Estou rodando esse campus há cinquenta minutos. Até agora, nada de índios kaingangs (o som dos tambores desapareceu misteriosamente) nem de musas e ninfetas do Olimpo, do Valhala, de sei lá onde. Fácil, o trampo do Gaioto. Fica enchendo a cara nos bares, inventando as tantas histórias, e depois, confortavelmente instalado em sua sala luxuosa, envia as oito páginas datilografadas. Azar o meu, digitar letra por letra daquele bêbado excêntrico para o computador.
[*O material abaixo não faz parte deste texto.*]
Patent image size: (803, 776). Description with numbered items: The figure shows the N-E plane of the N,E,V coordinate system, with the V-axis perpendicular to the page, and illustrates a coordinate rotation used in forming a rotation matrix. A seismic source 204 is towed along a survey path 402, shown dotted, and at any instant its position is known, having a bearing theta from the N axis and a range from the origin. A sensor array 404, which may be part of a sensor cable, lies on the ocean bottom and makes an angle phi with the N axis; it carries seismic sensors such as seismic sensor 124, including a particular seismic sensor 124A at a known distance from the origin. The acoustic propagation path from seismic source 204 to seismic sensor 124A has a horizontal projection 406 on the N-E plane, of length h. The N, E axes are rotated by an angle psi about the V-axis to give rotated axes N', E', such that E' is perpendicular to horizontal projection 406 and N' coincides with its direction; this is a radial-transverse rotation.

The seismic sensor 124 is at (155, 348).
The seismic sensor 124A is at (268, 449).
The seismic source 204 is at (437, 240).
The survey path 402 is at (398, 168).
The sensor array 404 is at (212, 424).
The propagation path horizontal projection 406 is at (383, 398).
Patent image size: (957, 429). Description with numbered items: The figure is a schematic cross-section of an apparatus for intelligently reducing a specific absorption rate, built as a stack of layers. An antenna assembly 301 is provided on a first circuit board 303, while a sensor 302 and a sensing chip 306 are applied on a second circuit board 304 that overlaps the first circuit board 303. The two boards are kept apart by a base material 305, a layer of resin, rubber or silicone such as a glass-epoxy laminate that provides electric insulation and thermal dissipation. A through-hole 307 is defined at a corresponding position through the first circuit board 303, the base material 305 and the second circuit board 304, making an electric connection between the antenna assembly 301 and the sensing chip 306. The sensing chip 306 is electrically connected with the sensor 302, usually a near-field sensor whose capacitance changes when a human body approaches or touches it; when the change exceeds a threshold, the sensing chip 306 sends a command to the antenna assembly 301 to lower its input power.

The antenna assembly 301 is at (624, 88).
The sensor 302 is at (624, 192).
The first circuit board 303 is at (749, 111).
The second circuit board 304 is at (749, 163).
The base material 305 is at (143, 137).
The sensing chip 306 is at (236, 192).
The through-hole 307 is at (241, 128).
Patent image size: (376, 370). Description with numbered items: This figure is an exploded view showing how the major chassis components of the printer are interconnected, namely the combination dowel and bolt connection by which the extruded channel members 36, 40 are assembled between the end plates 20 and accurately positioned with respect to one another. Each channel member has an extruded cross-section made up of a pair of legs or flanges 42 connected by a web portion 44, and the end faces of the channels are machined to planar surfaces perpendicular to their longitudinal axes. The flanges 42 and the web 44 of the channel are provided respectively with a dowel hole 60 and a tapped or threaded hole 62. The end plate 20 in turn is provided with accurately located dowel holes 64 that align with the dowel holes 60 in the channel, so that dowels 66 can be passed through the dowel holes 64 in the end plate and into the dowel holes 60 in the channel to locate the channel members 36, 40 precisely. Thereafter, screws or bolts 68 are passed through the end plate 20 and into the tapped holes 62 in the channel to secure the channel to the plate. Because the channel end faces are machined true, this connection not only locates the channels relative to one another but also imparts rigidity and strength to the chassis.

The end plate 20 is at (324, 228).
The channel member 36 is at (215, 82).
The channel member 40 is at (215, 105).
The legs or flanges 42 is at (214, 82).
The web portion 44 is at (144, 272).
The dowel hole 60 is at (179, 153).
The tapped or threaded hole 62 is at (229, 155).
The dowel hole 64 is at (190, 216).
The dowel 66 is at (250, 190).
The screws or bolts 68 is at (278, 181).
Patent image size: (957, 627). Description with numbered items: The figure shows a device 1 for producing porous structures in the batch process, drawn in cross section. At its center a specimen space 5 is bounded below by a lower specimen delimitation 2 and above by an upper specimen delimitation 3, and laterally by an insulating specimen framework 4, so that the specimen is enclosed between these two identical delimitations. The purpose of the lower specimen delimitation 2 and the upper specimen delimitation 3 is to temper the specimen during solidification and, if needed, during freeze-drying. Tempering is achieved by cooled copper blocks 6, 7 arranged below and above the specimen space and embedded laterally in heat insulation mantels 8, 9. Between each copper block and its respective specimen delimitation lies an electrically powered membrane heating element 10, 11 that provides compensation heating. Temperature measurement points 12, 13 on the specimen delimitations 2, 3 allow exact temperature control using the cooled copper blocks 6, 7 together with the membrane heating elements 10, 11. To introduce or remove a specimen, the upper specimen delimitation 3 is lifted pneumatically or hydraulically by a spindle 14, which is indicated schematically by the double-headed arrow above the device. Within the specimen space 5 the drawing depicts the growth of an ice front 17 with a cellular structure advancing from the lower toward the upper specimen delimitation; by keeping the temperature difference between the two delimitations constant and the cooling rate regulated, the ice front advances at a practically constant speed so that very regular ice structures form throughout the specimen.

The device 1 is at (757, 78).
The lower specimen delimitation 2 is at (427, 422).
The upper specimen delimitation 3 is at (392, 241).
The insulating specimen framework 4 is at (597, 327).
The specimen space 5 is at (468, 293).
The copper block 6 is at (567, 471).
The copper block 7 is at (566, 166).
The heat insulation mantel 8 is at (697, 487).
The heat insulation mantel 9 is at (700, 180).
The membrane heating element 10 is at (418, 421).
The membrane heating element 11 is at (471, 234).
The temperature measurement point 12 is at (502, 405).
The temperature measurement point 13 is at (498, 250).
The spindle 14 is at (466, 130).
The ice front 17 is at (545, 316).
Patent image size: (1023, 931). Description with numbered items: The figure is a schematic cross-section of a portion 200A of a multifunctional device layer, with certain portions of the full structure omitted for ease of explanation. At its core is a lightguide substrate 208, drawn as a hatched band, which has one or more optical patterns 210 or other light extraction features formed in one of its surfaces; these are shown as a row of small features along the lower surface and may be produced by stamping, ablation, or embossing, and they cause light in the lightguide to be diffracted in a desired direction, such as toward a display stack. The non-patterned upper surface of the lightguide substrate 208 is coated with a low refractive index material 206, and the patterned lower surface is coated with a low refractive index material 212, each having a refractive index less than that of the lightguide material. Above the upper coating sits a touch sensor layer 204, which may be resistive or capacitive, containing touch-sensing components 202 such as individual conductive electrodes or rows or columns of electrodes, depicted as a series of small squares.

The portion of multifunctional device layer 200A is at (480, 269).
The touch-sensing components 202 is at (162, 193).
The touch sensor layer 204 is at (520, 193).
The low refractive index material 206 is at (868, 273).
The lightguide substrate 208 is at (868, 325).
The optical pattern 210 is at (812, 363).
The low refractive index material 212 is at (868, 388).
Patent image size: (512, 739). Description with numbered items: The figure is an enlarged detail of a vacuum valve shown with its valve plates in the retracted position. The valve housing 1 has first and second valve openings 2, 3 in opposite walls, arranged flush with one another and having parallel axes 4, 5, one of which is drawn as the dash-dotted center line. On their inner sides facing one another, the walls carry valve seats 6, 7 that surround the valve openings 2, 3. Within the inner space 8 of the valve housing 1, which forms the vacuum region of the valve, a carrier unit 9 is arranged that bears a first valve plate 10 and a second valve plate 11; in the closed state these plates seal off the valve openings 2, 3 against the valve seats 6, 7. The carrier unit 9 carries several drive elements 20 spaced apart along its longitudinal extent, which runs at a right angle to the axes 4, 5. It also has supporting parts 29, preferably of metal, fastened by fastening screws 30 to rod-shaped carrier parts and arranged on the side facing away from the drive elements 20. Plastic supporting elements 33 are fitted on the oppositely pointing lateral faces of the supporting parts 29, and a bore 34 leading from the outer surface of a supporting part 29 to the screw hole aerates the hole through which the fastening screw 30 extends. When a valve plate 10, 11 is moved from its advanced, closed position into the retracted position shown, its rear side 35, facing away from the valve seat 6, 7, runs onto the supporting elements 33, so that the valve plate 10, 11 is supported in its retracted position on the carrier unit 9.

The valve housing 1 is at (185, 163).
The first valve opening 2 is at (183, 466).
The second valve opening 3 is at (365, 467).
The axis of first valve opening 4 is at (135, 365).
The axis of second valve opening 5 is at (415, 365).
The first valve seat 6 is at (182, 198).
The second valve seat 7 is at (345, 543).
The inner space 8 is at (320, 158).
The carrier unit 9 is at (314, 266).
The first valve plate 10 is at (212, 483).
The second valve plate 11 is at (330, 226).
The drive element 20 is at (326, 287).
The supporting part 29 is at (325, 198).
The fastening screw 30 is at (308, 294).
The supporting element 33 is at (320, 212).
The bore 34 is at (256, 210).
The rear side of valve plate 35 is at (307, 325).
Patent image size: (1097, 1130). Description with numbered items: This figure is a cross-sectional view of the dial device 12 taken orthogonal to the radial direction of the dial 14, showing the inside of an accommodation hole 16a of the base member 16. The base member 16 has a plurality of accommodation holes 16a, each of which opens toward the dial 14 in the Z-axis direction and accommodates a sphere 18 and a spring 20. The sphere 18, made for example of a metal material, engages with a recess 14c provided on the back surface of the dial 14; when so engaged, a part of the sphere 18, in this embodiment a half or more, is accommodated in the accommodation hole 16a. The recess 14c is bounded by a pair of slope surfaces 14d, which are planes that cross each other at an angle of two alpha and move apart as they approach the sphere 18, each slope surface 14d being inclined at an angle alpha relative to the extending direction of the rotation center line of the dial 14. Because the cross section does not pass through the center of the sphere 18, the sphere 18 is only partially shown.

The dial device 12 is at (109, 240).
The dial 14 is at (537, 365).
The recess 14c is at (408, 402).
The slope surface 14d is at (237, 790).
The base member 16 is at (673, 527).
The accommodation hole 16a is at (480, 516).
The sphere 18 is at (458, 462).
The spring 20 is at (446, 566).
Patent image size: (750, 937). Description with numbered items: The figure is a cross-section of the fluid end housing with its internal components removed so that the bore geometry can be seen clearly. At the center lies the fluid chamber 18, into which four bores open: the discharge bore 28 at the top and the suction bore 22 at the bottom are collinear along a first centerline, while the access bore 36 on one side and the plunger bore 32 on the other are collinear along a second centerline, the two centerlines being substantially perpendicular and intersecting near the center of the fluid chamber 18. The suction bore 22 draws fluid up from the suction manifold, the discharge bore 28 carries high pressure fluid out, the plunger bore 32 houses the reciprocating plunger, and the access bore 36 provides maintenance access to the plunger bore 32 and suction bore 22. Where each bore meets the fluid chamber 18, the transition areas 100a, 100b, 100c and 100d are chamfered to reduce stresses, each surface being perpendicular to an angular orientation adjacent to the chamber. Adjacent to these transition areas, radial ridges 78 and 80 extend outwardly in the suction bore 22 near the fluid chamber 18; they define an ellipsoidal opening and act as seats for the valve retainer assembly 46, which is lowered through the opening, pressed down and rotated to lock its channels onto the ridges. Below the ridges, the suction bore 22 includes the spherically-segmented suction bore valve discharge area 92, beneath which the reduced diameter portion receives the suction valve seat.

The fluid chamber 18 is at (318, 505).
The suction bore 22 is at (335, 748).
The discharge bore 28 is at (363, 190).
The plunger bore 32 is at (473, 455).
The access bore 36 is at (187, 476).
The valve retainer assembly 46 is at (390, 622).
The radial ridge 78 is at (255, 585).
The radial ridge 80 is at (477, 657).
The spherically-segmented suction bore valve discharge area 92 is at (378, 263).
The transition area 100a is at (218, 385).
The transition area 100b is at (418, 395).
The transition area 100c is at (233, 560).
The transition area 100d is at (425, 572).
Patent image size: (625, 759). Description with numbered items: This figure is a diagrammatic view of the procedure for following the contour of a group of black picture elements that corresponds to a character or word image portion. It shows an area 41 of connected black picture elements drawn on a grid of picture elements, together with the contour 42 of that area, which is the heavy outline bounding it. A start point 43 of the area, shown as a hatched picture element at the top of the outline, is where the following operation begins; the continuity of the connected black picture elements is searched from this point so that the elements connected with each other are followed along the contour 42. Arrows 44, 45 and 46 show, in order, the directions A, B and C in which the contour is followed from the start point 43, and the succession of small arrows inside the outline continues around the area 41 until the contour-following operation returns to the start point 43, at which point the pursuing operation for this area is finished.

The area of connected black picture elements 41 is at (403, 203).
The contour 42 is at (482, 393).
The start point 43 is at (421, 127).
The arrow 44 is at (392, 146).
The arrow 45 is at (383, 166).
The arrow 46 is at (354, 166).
Já estou quase debandando da UEM quando vejo, de longe, uma cena paradisíaca. Sentadinha em frente à Biblioteca Central, a estudante de Medicina Maria Fernanda, de 23 aninhos, veio coletar o dinheiro da inscrição da Jornada de Pediatria, programada para o final do mês. Combinou, via Facebook, que os interessados levassem a grana até lá. "A greve atrapalhou um pouco as inscrições, mas todos estamos a favor das paralisações. Os professores têm que reivindicar mesmo." Ela vai ficar na UEM até de noitinha. Digo à Maria que fique esperta, tome cuidado com o dinheiro. "Tudo muito deserto", aconselho. Ruivinha, ela abre um sorrisinho, exibindo belas covinhas. Não é o mesmo olhar da ruiva do Friso de Beethoven, do Klimt? Deus é mais, deus é mais! Bem casado, não posso me dar às estripulias eróticas-textuais em que o Gaioto mete suas personagens dominicais. Abandono a ruiva na UEM – o amor é o grito suicida na goela do gago.
Noite tensa
Não marco bobeira. Lá pelas oito e pouco, a UEM fica meio sinistra. Tudo quieto demais. Escuro demais - onde foi parar a nossa ruivinha do Klimt? Tem, sim, uns jovens jogando basquete e a galera natureba suando a camisa na malhação. Num último canto iluminado, um garoto, com skate, para em frente a um cachorro. Faz carinho no bicho e propõe a brincadeira: "E aí, dog, quer dar um passeio?" Mas a ternura animalesca perde o brilho no breu dos blocos e das árvores. Magrelo e franzino, eu que não me meto nesses cantos, não. Essa é a missão do Gaioto, gorducho e encrenqueiro, para a próxima semana, numa quarta à noite, a partir das 21h – Elton e seus colegas do condomínio já estão a par.